News+and+politics religion philosophy the cynic librarian: The Iron Wall of Israel: A History of Lies and Deceit

Tuesday, October 11, 2005

The Iron Wall of Israel: A History of Lies and Deceit

The following link provides a rather rambling account of "new Israeli historian" Avi Shlaim. It is interesting because it provides some point-counterpoint between Shlaim's own hetreodox views and those of another hsitorian who disagrees with some of his main points.
Avi Shlaim: No peaceful solution
Ha'aretz, 13 August 2005

And apparently, despite his very innocent appearance, with his curls and his slow speech, Avi Shlaim - the third and least familiar member of the group of new historians - knows that he is a sort of enemy of the people, and even enjoys it with refined British enjoyment. And now he has come to Israel, armed with his book, "The Iron Wall: Israel and the Arab World."

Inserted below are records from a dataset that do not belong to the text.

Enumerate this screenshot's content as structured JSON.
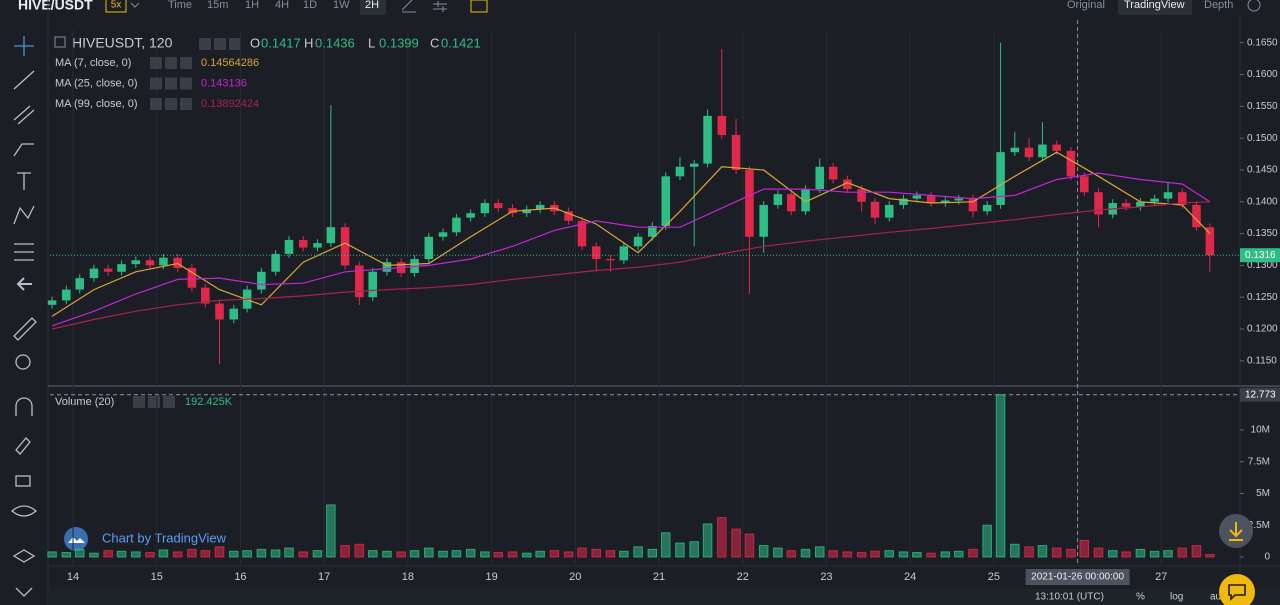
{
  "toolbar": {
    "symbol": "HIVE/USDT",
    "leverage": "5x",
    "intervals": [
      "Time",
      "15m",
      "1H",
      "4H",
      "1D",
      "1W",
      "2H"
    ],
    "views": [
      "Original",
      "TradingView",
      "Depth"
    ]
  },
  "watermark": "Chart by TradingView",
  "footer": {
    "time": "13:10:01 (UTC)",
    "percent": "%",
    "log": "log",
    "auto": "auto"
  },
  "chart_data": [
    {
      "type": "candlestick",
      "title": "HIVEUSDT, 120",
      "ohlc_legend": [
        {
          "key": "O",
          "value": 0.1417
        },
        {
          "key": "H",
          "value": 0.1436
        },
        {
          "key": "L",
          "value": 0.1399
        },
        {
          "key": "C",
          "value": 0.1421
        }
      ],
      "up_color": "#2ebd85",
      "down_color": "#e0294a",
      "x": [
        13.75,
        13.92,
        14.08,
        14.25,
        14.42,
        14.58,
        14.75,
        14.92,
        15.08,
        15.25,
        15.42,
        15.58,
        15.75,
        15.92,
        16.08,
        16.25,
        16.42,
        16.58,
        16.75,
        16.92,
        17.08,
        17.25,
        17.42,
        17.58,
        17.75,
        17.92,
        18.08,
        18.25,
        18.42,
        18.58,
        18.75,
        18.92,
        19.08,
        19.25,
        19.42,
        19.58,
        19.75,
        19.92,
        20.08,
        20.25,
        20.42,
        20.58,
        20.75,
        20.92,
        21.08,
        21.25,
        21.42,
        21.58,
        21.75,
        21.92,
        22.08,
        22.25,
        22.42,
        22.58,
        22.75,
        22.92,
        23.08,
        23.25,
        23.42,
        23.58,
        23.75,
        23.92,
        24.08,
        24.25,
        24.42,
        24.58,
        24.75,
        24.92,
        25.08,
        25.25,
        25.42,
        25.58,
        25.75,
        25.92,
        26.08,
        26.25,
        26.42,
        26.58,
        26.75,
        26.92,
        27.08,
        27.25,
        27.42,
        27.58
      ],
      "open": [
        0.1238,
        0.1245,
        0.1262,
        0.128,
        0.1295,
        0.129,
        0.1302,
        0.1308,
        0.13,
        0.1312,
        0.1296,
        0.1265,
        0.124,
        0.1215,
        0.1232,
        0.1262,
        0.129,
        0.1318,
        0.134,
        0.1328,
        0.1335,
        0.136,
        0.13,
        0.125,
        0.129,
        0.1305,
        0.1288,
        0.131,
        0.1345,
        0.1352,
        0.1375,
        0.1382,
        0.1398,
        0.139,
        0.1382,
        0.1388,
        0.1395,
        0.1385,
        0.137,
        0.133,
        0.131,
        0.1308,
        0.133,
        0.1345,
        0.1362,
        0.144,
        0.1455,
        0.146,
        0.1535,
        0.1505,
        0.145,
        0.1345,
        0.1395,
        0.1412,
        0.1385,
        0.142,
        0.1455,
        0.1435,
        0.142,
        0.14,
        0.1375,
        0.1395,
        0.1405,
        0.141,
        0.1398,
        0.1402,
        0.1405,
        0.1385,
        0.1395,
        0.1478,
        0.1485,
        0.147,
        0.149,
        0.148,
        0.144,
        0.1415,
        0.138,
        0.1398,
        0.1392,
        0.14,
        0.1405,
        0.1415,
        0.1395,
        0.136
      ],
      "high": [
        0.1251,
        0.1268,
        0.1286,
        0.1301,
        0.1301,
        0.1308,
        0.1314,
        0.1314,
        0.1318,
        0.1318,
        0.1302,
        0.1271,
        0.1246,
        0.1238,
        0.1268,
        0.1296,
        0.1324,
        0.1346,
        0.1346,
        0.1341,
        0.1552,
        0.1366,
        0.1306,
        0.1296,
        0.1311,
        0.1311,
        0.1316,
        0.1351,
        0.1358,
        0.1381,
        0.1388,
        0.1404,
        0.1404,
        0.1396,
        0.1394,
        0.1401,
        0.1401,
        0.1391,
        0.1376,
        0.1336,
        0.1316,
        0.1336,
        0.1351,
        0.1368,
        0.1446,
        0.147,
        0.1466,
        0.1545,
        0.164,
        0.153,
        0.1456,
        0.1401,
        0.1418,
        0.1418,
        0.1426,
        0.1468,
        0.1461,
        0.1441,
        0.1426,
        0.1406,
        0.1401,
        0.1411,
        0.1416,
        0.1416,
        0.1408,
        0.1411,
        0.1411,
        0.1401,
        0.165,
        0.151,
        0.15,
        0.1525,
        0.1496,
        0.1486,
        0.1446,
        0.1421,
        0.1404,
        0.1404,
        0.1406,
        0.1411,
        0.143,
        0.1421,
        0.1401,
        0.1366
      ],
      "low": [
        0.1232,
        0.1239,
        0.1256,
        0.1274,
        0.1284,
        0.1284,
        0.1296,
        0.1294,
        0.1294,
        0.129,
        0.1259,
        0.1234,
        0.1145,
        0.1209,
        0.1226,
        0.1256,
        0.1284,
        0.1312,
        0.1322,
        0.1322,
        0.1329,
        0.1294,
        0.1238,
        0.1244,
        0.1284,
        0.1282,
        0.1282,
        0.1304,
        0.1339,
        0.1346,
        0.1369,
        0.1376,
        0.1384,
        0.1376,
        0.1376,
        0.1382,
        0.1379,
        0.1364,
        0.1324,
        0.129,
        0.129,
        0.1302,
        0.1324,
        0.1339,
        0.1356,
        0.1434,
        0.133,
        0.1454,
        0.1499,
        0.1444,
        0.1255,
        0.132,
        0.1389,
        0.1379,
        0.1379,
        0.1414,
        0.1429,
        0.1414,
        0.1385,
        0.1365,
        0.1369,
        0.1389,
        0.1399,
        0.1392,
        0.1392,
        0.1396,
        0.1375,
        0.1379,
        0.1389,
        0.1472,
        0.1464,
        0.1464,
        0.1474,
        0.1434,
        0.1409,
        0.136,
        0.1374,
        0.1386,
        0.1386,
        0.1394,
        0.1399,
        0.1389,
        0.1354,
        0.129
      ],
      "close": [
        0.1245,
        0.1262,
        0.128,
        0.1295,
        0.129,
        0.1302,
        0.1308,
        0.13,
        0.1312,
        0.1296,
        0.1265,
        0.124,
        0.1215,
        0.1232,
        0.1262,
        0.129,
        0.1318,
        0.134,
        0.1328,
        0.1335,
        0.136,
        0.13,
        0.125,
        0.129,
        0.1305,
        0.1288,
        0.131,
        0.1345,
        0.1352,
        0.1375,
        0.1382,
        0.1398,
        0.139,
        0.1382,
        0.1388,
        0.1395,
        0.1385,
        0.137,
        0.133,
        0.131,
        0.1308,
        0.133,
        0.1345,
        0.1362,
        0.144,
        0.1455,
        0.146,
        0.1535,
        0.1505,
        0.145,
        0.1345,
        0.1395,
        0.1412,
        0.1385,
        0.142,
        0.1455,
        0.1435,
        0.142,
        0.14,
        0.1375,
        0.1395,
        0.1405,
        0.141,
        0.1398,
        0.1402,
        0.1405,
        0.1385,
        0.1395,
        0.1478,
        0.1485,
        0.147,
        0.149,
        0.148,
        0.144,
        0.1415,
        0.138,
        0.1398,
        0.1392,
        0.14,
        0.1405,
        0.1415,
        0.1395,
        0.136,
        0.1316
      ],
      "series": [
        {
          "name": "MA (7, close, 0)",
          "color": "#d8a633",
          "legend_value": 0.14564286,
          "x": [
            13.75,
            14.25,
            14.75,
            15.25,
            15.75,
            16.25,
            16.75,
            17.25,
            17.75,
            18.25,
            18.75,
            19.25,
            19.75,
            20.25,
            20.75,
            21.25,
            21.75,
            22.25,
            22.75,
            23.25,
            23.75,
            24.25,
            24.75,
            25.25,
            25.75,
            26.25,
            26.75,
            27.25,
            27.58
          ],
          "values": [
            0.122,
            0.1262,
            0.129,
            0.1303,
            0.1262,
            0.1238,
            0.1305,
            0.1335,
            0.13,
            0.1303,
            0.1345,
            0.1385,
            0.139,
            0.1365,
            0.132,
            0.1385,
            0.1455,
            0.145,
            0.14,
            0.143,
            0.1405,
            0.1398,
            0.14,
            0.144,
            0.1478,
            0.144,
            0.14,
            0.1395,
            0.135
          ]
        },
        {
          "name": "MA (25, close, 0)",
          "color": "#c026d3",
          "legend_value": 0.143136,
          "x": [
            13.75,
            14.25,
            14.75,
            15.25,
            15.75,
            16.25,
            16.75,
            17.25,
            17.75,
            18.25,
            18.75,
            19.25,
            19.75,
            20.25,
            20.75,
            21.25,
            21.75,
            22.25,
            22.75,
            23.25,
            23.75,
            24.25,
            24.75,
            25.25,
            25.75,
            26.25,
            26.75,
            27.25,
            27.58
          ],
          "values": [
            0.1205,
            0.1228,
            0.1255,
            0.1278,
            0.128,
            0.127,
            0.1272,
            0.129,
            0.1295,
            0.13,
            0.131,
            0.133,
            0.1355,
            0.137,
            0.136,
            0.136,
            0.139,
            0.142,
            0.142,
            0.1415,
            0.1415,
            0.141,
            0.1405,
            0.141,
            0.1435,
            0.1445,
            0.1435,
            0.1428,
            0.14
          ]
        },
        {
          "name": "MA (99, close, 0)",
          "color": "#a8234c",
          "legend_value": 0.13892424,
          "x": [
            13.75,
            14.25,
            14.75,
            15.25,
            15.75,
            16.25,
            16.75,
            17.25,
            17.75,
            18.25,
            18.75,
            19.25,
            19.75,
            20.25,
            20.75,
            21.25,
            21.75,
            22.25,
            22.75,
            23.25,
            23.75,
            24.25,
            24.75,
            25.25,
            25.75,
            26.25,
            26.75,
            27.25,
            27.58
          ],
          "values": [
            0.12,
            0.1215,
            0.1228,
            0.1238,
            0.1245,
            0.1248,
            0.1252,
            0.1258,
            0.1262,
            0.1265,
            0.127,
            0.1278,
            0.1285,
            0.1292,
            0.1297,
            0.1305,
            0.1318,
            0.133,
            0.1338,
            0.1345,
            0.1352,
            0.1358,
            0.1365,
            0.1372,
            0.138,
            0.1387,
            0.1392,
            0.1398,
            0.14
          ]
        }
      ],
      "last_price": 0.1316,
      "crosshair": {
        "x": 26,
        "label": "2021-01-26 00:00:00"
      },
      "xlim": [
        13.725,
        27.94
      ],
      "xticks": [
        14,
        15,
        16,
        17,
        18,
        19,
        20,
        21,
        22,
        23,
        24,
        25,
        26,
        27
      ],
      "grid": true,
      "ylim": [
        0.1112,
        0.167
      ],
      "yticks": [
        {
          "value": 0.115,
          "label": "0.1150"
        },
        {
          "value": 0.12,
          "label": "0.1200"
        },
        {
          "value": 0.125,
          "label": "0.1250"
        },
        {
          "value": 0.13,
          "label": "0.1300"
        },
        {
          "value": 0.135,
          "label": "0.1350"
        },
        {
          "value": 0.14,
          "label": "0.1400"
        },
        {
          "value": 0.145,
          "label": "0.1450"
        },
        {
          "value": 0.15,
          "label": "0.1500"
        },
        {
          "value": 0.155,
          "label": "0.1550"
        },
        {
          "value": 0.16,
          "label": "0.1600"
        },
        {
          "value": 0.165,
          "label": "0.1650"
        }
      ]
    },
    {
      "type": "bar",
      "title": "Volume (20)",
      "legend_value_label": "192.425K",
      "values": [
        400000,
        350000,
        600000,
        300000,
        500000,
        450000,
        400000,
        350000,
        550000,
        400000,
        600000,
        500000,
        800000,
        450000,
        500000,
        600000,
        550000,
        700000,
        400000,
        500000,
        4100000,
        900000,
        1000000,
        500000,
        450000,
        400000,
        500000,
        700000,
        450000,
        500000,
        600000,
        400000,
        350000,
        400000,
        300000,
        450000,
        500000,
        400000,
        700000,
        600000,
        500000,
        450000,
        800000,
        600000,
        1900000,
        1100000,
        1200000,
        2600000,
        3100000,
        2200000,
        1800000,
        900000,
        700000,
        500000,
        600000,
        800000,
        500000,
        400000,
        350000,
        450000,
        500000,
        400000,
        350000,
        300000,
        400000,
        450000,
        600000,
        2500000,
        12773000,
        1000000,
        800000,
        900000,
        700000,
        600000,
        1300000,
        700000,
        500000,
        400000,
        600000,
        450000,
        500000,
        700000,
        900000,
        192425
      ],
      "marker": {
        "value": 12773000,
        "label": "12.773"
      },
      "ylim": [
        -630000,
        13300000
      ],
      "yticks": [
        0,
        {
          "value": 2500000,
          "label": "2.5M"
        },
        {
          "value": 5000000,
          "label": "5M"
        },
        {
          "value": 7500000,
          "label": "7.5M"
        },
        {
          "value": 10000000,
          "label": "10M"
        }
      ]
    }
  ]
}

After reading the 573 pages of the book, one can understand why Sharon and Livnat do not want Shlaim to be taught here: in very readable prose, based on facts, he surveys the history of Israel's contacts with the Arab world from 1948 to 2000, and states decisively ("The job of the historian is to judge," he says) that the Israeli story that Israel has always stretched out its hand to peace, but there was nobody to talk to - is groundless. The Arabs have repeatedly outstretched a hand to peace - says Shlaim - and Israel has always rejected it. Each time with a different excuse.

. . . . . . . . .

At the start of his academic career, says Shlaim, he made a deliberate decision not to deal with the Middle East conflict. Slowly but surely, however, he was pulled into it. An article here, an article there. In 1982 he came to Israel with a stipend to write a study on the influence of the Israel Defense Forces on Israeli foreign policy. Just then the archives dealing with the 1948 war were opened, and Shlaim found himself sitting in the State Archive for days on end. "Then my eyes were opened," he says. "I had the knowledge acquired in childhood, and I believed in Israel's purity of arms, I believed that Israel was the victim. I discovered documents that showed me other things."

Benny Morris once told me that when he found a document that proved an act of massacre or murder, he was happy about the historical discovery, but felt shame as an Israeli. What did you feel?

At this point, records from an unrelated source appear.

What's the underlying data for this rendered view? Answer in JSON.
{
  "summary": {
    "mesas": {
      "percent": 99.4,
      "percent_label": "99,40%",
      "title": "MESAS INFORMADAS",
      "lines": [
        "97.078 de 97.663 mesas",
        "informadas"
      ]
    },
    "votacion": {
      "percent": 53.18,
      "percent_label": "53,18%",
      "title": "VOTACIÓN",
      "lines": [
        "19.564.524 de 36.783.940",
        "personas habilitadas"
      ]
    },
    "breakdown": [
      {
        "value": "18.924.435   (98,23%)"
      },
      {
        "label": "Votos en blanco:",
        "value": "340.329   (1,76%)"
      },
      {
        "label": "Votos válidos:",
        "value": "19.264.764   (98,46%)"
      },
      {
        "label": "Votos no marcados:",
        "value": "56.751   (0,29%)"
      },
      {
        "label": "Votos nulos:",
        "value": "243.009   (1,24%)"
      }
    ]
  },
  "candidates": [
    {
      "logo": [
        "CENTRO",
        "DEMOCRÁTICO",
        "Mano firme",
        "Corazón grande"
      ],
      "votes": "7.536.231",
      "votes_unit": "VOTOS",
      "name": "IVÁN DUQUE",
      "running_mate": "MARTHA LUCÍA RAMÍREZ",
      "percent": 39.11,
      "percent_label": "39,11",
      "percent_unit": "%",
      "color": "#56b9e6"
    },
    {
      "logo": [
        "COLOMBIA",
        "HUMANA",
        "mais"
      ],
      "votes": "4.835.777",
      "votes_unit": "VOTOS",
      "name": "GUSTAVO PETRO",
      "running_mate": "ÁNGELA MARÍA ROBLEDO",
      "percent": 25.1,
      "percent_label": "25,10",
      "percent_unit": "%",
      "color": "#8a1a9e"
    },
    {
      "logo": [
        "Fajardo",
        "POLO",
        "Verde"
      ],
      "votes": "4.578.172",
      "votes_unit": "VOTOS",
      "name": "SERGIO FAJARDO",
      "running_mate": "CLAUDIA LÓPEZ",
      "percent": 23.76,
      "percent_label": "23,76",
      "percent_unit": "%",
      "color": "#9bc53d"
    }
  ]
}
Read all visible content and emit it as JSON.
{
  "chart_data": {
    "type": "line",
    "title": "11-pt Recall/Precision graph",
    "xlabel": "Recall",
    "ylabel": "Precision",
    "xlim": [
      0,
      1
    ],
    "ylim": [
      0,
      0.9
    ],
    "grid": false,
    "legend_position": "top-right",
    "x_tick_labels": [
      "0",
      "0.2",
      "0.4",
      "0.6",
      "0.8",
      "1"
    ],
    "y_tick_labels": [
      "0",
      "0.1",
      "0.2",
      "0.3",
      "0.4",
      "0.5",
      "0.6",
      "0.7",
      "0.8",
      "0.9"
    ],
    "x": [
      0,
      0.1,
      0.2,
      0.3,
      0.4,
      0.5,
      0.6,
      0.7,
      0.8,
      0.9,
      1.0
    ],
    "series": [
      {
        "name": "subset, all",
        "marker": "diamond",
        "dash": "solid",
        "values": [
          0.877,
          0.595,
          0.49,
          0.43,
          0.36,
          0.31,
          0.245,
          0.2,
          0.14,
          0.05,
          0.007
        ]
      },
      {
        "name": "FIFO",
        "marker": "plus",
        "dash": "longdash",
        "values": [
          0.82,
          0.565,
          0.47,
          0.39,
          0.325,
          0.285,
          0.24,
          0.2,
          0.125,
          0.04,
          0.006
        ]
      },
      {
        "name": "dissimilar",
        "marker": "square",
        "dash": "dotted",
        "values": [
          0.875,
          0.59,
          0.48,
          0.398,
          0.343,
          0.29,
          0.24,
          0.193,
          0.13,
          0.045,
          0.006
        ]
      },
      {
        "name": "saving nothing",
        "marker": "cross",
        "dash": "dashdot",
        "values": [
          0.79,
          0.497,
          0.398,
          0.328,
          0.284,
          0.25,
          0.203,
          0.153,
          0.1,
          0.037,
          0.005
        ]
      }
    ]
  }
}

"I didn't sit in the IDF archive and I wasn't exposed to documents about acts of murder or rape. I worked with diplomatic papers. I didn't feel shame, but I was astonished. I knew that in every country there's a gap between rhetoric and practice, but I don't know of any country where the gap is as great as in Israel. All the leaders speak about peace, Golda Meir used to say that she was willing to travel anywhere in the world to make peace. But these were not truthful words. In the archive, in the Israeli papers, I found that all the Arab leaders were practical people, people who wanted peace.

"Take, for example, Hosni Zaim (the Syrian chief of staff who took over the government in 1949 and was deposed a few months later - M.R.). He said that his ambition was to be the first Arab leader to make peace with Israel. He proposed an exchange of ambassadors, agreed to absorb a quarter of a million Palestinian refugees in Syria, but demanded that the border pass through the middle of Lake Kinneret. He didn't issue any ultimatum about the rest of the refugees. I was astonished by the Israeli reaction. Ben-Gurion said: First we'll sign a cease-fire agreement with Syria, then we'll see. That destroyed my childhood version. It's not that Ben-Gurion didn't want peace, he wanted peace, but on the basis of the status quo. Israel said at the time that there was nobody to talk to. The truth is that Israel was actually saying that there was nothing to talk about."

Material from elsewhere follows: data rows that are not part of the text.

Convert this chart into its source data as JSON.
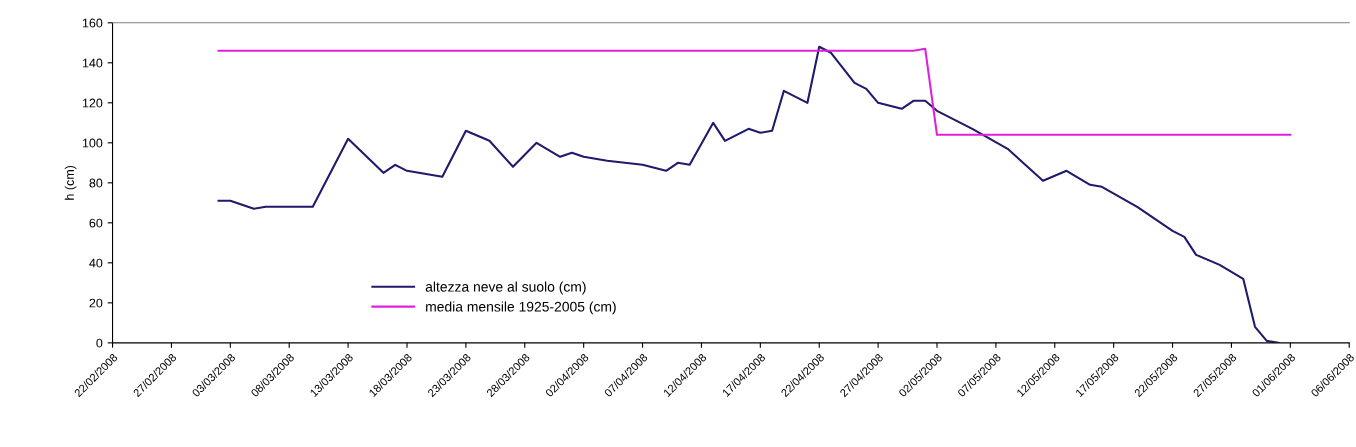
{
  "chart_data": {
    "type": "line",
    "ylabel": "h (cm)",
    "xlim": [
      "2008-02-22",
      "2008-06-06"
    ],
    "xticks": [
      {
        "value": "2008-02-22",
        "label": "22/02/2008"
      },
      {
        "value": "2008-02-27",
        "label": "27/02/2008"
      },
      {
        "value": "2008-03-03",
        "label": "03/03/2008"
      },
      {
        "value": "2008-03-08",
        "label": "08/03/2008"
      },
      {
        "value": "2008-03-13",
        "label": "13/03/2008"
      },
      {
        "value": "2008-03-18",
        "label": "18/03/2008"
      },
      {
        "value": "2008-03-23",
        "label": "23/03/2008"
      },
      {
        "value": "2008-03-28",
        "label": "28/03/2008"
      },
      {
        "value": "2008-04-02",
        "label": "02/04/2008"
      },
      {
        "value": "2008-04-07",
        "label": "07/04/2008"
      },
      {
        "value": "2008-04-12",
        "label": "12/04/2008"
      },
      {
        "value": "2008-04-17",
        "label": "17/04/2008"
      },
      {
        "value": "2008-04-22",
        "label": "22/04/2008"
      },
      {
        "value": "2008-04-27",
        "label": "27/04/2008"
      },
      {
        "value": "2008-05-02",
        "label": "02/05/2008"
      },
      {
        "value": "2008-05-07",
        "label": "07/05/2008"
      },
      {
        "value": "2008-05-12",
        "label": "12/05/2008"
      },
      {
        "value": "2008-05-17",
        "label": "17/05/2008"
      },
      {
        "value": "2008-05-22",
        "label": "22/05/2008"
      },
      {
        "value": "2008-05-27",
        "label": "27/05/2008"
      },
      {
        "value": "2008-06-01",
        "label": "01/06/2008"
      },
      {
        "value": "2008-06-06",
        "label": "06/06/2008"
      }
    ],
    "ylim": [
      0,
      160
    ],
    "yticks": [
      0,
      20,
      40,
      60,
      80,
      100,
      120,
      140,
      160
    ],
    "grid": false,
    "legend": "bottom left",
    "marker": "none",
    "line_style": "solid",
    "series": [
      {
        "name": "altezza neve al suolo (cm)",
        "color": "#1f1a6b",
        "x": [
          "2008-03-02",
          "2008-03-03",
          "2008-03-05",
          "2008-03-06",
          "2008-03-10",
          "2008-03-13",
          "2008-03-16",
          "2008-03-17",
          "2008-03-18",
          "2008-03-21",
          "2008-03-23",
          "2008-03-25",
          "2008-03-27",
          "2008-03-29",
          "2008-03-31",
          "2008-04-01",
          "2008-04-02",
          "2008-04-04",
          "2008-04-07",
          "2008-04-09",
          "2008-04-10",
          "2008-04-11",
          "2008-04-13",
          "2008-04-14",
          "2008-04-16",
          "2008-04-17",
          "2008-04-18",
          "2008-04-19",
          "2008-04-21",
          "2008-04-22",
          "2008-04-23",
          "2008-04-25",
          "2008-04-26",
          "2008-04-27",
          "2008-04-29",
          "2008-04-30",
          "2008-05-01",
          "2008-05-02",
          "2008-05-04",
          "2008-05-05",
          "2008-05-08",
          "2008-05-11",
          "2008-05-13",
          "2008-05-15",
          "2008-05-16",
          "2008-05-19",
          "2008-05-22",
          "2008-05-23",
          "2008-05-24",
          "2008-05-26",
          "2008-05-28",
          "2008-05-29",
          "2008-05-30",
          "2008-05-31"
        ],
        "values": [
          71,
          71,
          67,
          68,
          68,
          102,
          85,
          89,
          86,
          83,
          106,
          101,
          88,
          100,
          93,
          95,
          93,
          91,
          89,
          86,
          90,
          89,
          110,
          101,
          107,
          105,
          106,
          126,
          120,
          148,
          145,
          130,
          127,
          120,
          117,
          121,
          121,
          116,
          110,
          107,
          97,
          81,
          86,
          79,
          78,
          68,
          56,
          53,
          44,
          39,
          32,
          8,
          1,
          0
        ]
      },
      {
        "name": "media mensile 1925-2005 (cm)",
        "color": "#e020e0",
        "x": [
          "2008-03-02",
          "2008-04-30",
          "2008-05-01",
          "2008-05-02",
          "2008-06-01"
        ],
        "values": [
          146,
          146,
          147,
          104,
          104
        ]
      }
    ]
  }
}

Based on this statement, which took shape among the shelves of the State Archive in Jerusalem, Shlaim wrote his book "Collusion in Transjordan," which was published the same year as the books by Morris, Pappe and Flapan, those same famous - or infamous - "new historians," depending on the eye of the beholder.

In an article by Shlaim a few years ago, he summarized what seemed to him the five main arguments of the new historians:

* The official version said that Britain tried to prevent the establishment of a Jewish state; the "new historians" claimed that it tried to prevent the establishment of a Palestinian state

* The official version said that the Palestinians fled their homes of their own free will; the "new historians" said that the refugees were chased out or expelled

* The official version said that the balance of power was in favor of the Arabs; the "new historians" said that Israel had the advantage both in manpower and in arms

* The official version said that the Arabs had a coordinated plan to destroy Israel; the "new historians" said that the Arabs were divided

* The official version said that Arab intransigence prevented peace; the "new historians" said that Israel is primarily to blame for the dead end.